Friday, October 1, 2004
Written by Branwyn Wagman


Wang-Chiew Tan

Wang-Chiew Tan, assistant professor of computer science, has received the National Science Foundation’s most prestigious award for new faculty members from the Faculty Early Career Development (CAREER) program.

The award will support her work investigating foundational techniques and developing tools for tracing the flow of data in networks of evolving databases, such as financial data warehouses or scientific databases used in bioinformatics. These techniques and tools could be used, for example, with genomic or proteomic databases that organize and archive data from various sources.

Tan traces the provenance (origin) and flow of data across databases by reasoning about its movement. The reasoning involves inter-database relationships that are often described by high-level abstractions, such as schema mappings.

Tan is also designing and developing data annotation systems based on provenance. Annotations travel along with the data as it is transformed, allowing access to information about the data’s source and quality.

One product of this research will be an archiving toolkit to manage evolving databases in a semantically meaningful way.

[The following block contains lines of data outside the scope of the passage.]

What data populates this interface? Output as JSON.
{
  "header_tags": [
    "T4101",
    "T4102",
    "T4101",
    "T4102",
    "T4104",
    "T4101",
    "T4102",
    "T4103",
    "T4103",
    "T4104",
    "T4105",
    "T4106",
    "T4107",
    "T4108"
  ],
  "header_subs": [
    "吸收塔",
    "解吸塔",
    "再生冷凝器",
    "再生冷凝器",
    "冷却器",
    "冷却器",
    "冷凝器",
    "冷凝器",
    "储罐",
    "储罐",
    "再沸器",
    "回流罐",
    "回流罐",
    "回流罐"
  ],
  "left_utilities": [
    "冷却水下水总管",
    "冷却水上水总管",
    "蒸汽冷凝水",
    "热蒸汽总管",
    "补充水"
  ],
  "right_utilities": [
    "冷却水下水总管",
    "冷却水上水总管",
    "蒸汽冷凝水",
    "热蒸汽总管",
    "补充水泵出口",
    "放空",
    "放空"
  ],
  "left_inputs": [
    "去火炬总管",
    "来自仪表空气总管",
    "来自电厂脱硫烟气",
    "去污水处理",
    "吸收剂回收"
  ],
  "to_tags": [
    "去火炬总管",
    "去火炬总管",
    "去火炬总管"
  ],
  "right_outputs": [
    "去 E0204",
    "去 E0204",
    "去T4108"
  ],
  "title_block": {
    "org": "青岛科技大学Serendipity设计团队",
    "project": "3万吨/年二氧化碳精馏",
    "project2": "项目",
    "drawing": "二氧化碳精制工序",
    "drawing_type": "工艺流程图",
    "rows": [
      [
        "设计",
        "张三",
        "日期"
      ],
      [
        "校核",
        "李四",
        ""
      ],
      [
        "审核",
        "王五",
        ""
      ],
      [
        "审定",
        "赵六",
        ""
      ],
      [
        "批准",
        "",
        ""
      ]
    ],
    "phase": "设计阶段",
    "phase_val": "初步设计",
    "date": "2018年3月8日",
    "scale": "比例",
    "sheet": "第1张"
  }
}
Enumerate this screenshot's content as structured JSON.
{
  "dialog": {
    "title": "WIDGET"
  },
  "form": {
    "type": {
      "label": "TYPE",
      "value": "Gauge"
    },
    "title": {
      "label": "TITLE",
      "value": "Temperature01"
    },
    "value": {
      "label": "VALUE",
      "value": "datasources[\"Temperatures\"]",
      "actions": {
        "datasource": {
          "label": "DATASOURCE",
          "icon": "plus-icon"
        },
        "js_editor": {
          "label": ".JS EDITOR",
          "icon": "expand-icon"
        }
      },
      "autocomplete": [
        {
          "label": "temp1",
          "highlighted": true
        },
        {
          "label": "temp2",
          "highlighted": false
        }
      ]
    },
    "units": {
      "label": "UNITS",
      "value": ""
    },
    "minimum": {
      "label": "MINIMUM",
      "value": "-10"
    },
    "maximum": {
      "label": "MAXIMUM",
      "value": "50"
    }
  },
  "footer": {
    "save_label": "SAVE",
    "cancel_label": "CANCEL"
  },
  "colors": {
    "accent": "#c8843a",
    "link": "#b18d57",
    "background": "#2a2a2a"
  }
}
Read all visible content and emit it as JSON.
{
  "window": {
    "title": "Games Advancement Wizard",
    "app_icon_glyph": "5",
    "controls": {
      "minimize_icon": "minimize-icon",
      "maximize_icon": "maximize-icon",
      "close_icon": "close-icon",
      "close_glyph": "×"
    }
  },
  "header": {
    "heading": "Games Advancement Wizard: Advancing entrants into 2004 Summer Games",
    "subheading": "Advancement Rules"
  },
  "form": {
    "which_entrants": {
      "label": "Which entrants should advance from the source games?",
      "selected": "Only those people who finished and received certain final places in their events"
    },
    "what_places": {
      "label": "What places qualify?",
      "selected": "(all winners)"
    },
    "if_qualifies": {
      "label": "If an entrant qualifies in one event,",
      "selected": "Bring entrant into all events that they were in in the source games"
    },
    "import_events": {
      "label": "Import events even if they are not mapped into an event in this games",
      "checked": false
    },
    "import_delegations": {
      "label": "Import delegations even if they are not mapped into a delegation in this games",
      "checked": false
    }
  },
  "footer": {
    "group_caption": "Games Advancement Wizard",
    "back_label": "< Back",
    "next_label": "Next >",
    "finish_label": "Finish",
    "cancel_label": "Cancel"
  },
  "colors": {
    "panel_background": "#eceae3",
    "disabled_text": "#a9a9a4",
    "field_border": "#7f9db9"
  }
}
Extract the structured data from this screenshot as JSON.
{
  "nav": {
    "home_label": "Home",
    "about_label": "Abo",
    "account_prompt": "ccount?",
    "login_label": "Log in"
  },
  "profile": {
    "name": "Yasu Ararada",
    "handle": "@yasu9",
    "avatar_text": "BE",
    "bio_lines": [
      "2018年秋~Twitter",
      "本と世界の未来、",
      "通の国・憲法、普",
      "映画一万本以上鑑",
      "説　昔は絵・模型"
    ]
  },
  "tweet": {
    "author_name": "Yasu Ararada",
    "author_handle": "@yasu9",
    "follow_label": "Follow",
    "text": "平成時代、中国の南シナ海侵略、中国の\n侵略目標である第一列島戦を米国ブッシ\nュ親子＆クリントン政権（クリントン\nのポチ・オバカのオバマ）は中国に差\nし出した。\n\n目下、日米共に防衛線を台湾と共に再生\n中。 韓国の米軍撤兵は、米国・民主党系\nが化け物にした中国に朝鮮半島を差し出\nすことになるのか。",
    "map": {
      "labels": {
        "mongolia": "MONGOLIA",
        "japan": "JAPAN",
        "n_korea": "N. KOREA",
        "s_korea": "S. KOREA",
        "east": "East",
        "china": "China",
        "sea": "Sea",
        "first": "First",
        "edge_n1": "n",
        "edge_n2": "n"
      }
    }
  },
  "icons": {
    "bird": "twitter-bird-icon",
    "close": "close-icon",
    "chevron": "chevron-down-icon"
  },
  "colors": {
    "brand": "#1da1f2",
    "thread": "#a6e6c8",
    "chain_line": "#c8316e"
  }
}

As her research progresses, Tan plans to integrate it into an advanced database topics course to be taught at UCSC. She plans to make the course materials, publications, and software available on the Internet.

CAREER awards recognize the teacher-scholars who are the most likely to become the academic leaders of the 21st century. The awards support creative career-development plans that integrate research and education and build a foundation for a lifetime of contribution.